Едва девушки входят на территорию женского лагеря, как к Гите бросаются Дана и Ивана.
— С тобой все в порядке? — настойчиво спрашивает Дана с выражением страха и облегчения на лице. — Куда тебя увели? Зачем тебя увели?
— Все хорошо. Меня взяли на работу в администрацию.
— Как? — спрашивает Ивана.
— Лале. Думаю, он как-то это устроил.
— Но с тобой все в порядке? Тебя не обижали?
— Я в порядке. Это Силка. Я теперь работаю с ней.

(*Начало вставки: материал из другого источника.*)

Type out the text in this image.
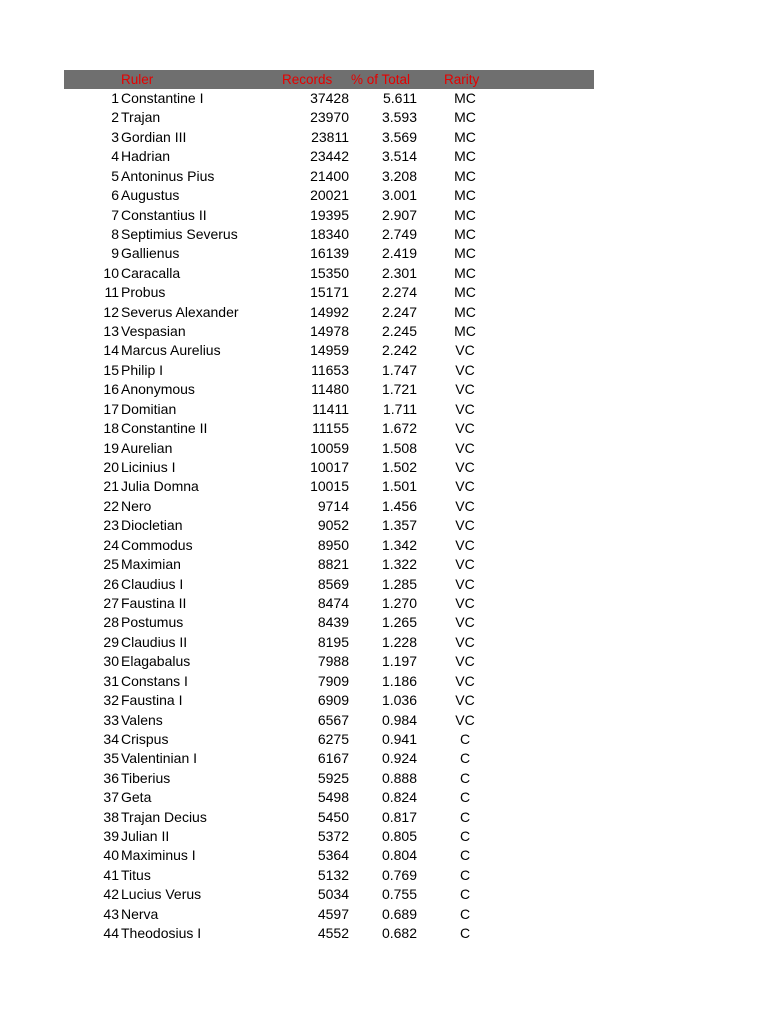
Ruler	Records % of Total	Rarity
1 Constantine I	37428 5.611	MC
2 Trajan	23970 3.593	MC
3 Gordian III	23811 3.569	MC
4 Hadrian	23442 3.514	MC
5 Antoninus Pius	21400 3.208	MC
6 Augustus	20021 3.001	MC
7 Constantius II	19395 2.907	MC
8 Septimius Severus	18340 2.749	MC
9 Gallienus	16139 2.419	MC
10 Caracalla	15350 2.301	MC
11 Probus	15171 2.274	MC
12 Severus Alexander	14992 2.247	MC
13 Vespasian	14978 2.245	MC
14 Marcus Aurelius	14959 2.242	VC
15 Philip I	11653 1.747	VC
16 Anonymous	11480 1.721	VC
17 Domitian	11411 1.711	VC
18 Constantine II	11155 1.672	VC
19 Aurelian	10059 1.508	VC
20 Licinius I	10017 1.502	VC
21 Julia Domna	10015 1.501	VC
22 Nero	9714 1.456	VC
23 Diocletian	9052 1.357	VC
24 Commodus	8950 1.342	VC
25 Maximian	8821 1.322	VC
26 Claudius I	8569 1.285	VC
27 Faustina II	8474 1.270	VC
28 Postumus	8439 1.265	VC
29 Claudius II	8195 1.228	VC
30 Elagabalus	7988 1.197	VC
31 Constans I	7909 1.186	VC
32 Faustina I	6909 1.036	VC
33 Valens	6567 0.984	VC
34 Crispus	6275 0.941	C
35 Valentinian I	6167 0.924	C
36 Tiberius	5925 0.888	C
37 Geta	5498 0.824	C
38 Trajan Decius	5450 0.817	C
39 Julian II	5372 0.805	C
40 Maximinus I	5364 0.804	C
41 Titus	5132 0.769	C
42 Lucius Verus	5034 0.755	C
43 Nerva	4597 0.689	C
44 Theodosius I	4552 0.682	C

Дана и Ивана обнимают Силку. Гита улыбается, довольная тем, что ее подруги сразу приняли в свою компанию чужую девушку. Весь день она тревожилась, думая, как они отреагируют на ее новую работу с относительным комфортом, в тепле, не требующую физических усилий. Она не станет винить их, если они позавидуют ей, чувствуя, что она больше не одна из них.
— Пожалуй, пойду в свой барак, — говорит Силка. — Увидимся завтра, Гита.
Силка отходит от них, а Ивана смотрит ей вослед:
— Господи, какая хорошенькая! Даже в лохмотьях она красивая.
— Да, верно. Она весь день то и дело улыбалась мне, чтобы подбодрить. Ее красота подкупает.
Силка оборачивается и улыбается девушкам. Потом одной рукой снимает с головы шарф и машет им, открывая взорам длинные темные волосы, ниспадающие на спину. Она движется с грацией лебедя, эта молодая женщина, как будто не сознающая своей красоты и неподвластная окружающему ужасу.
— Тебе надо спросить у нее, как она сберегла волосы, — говорит Ивана, рассеянно поправляя собственный шарф.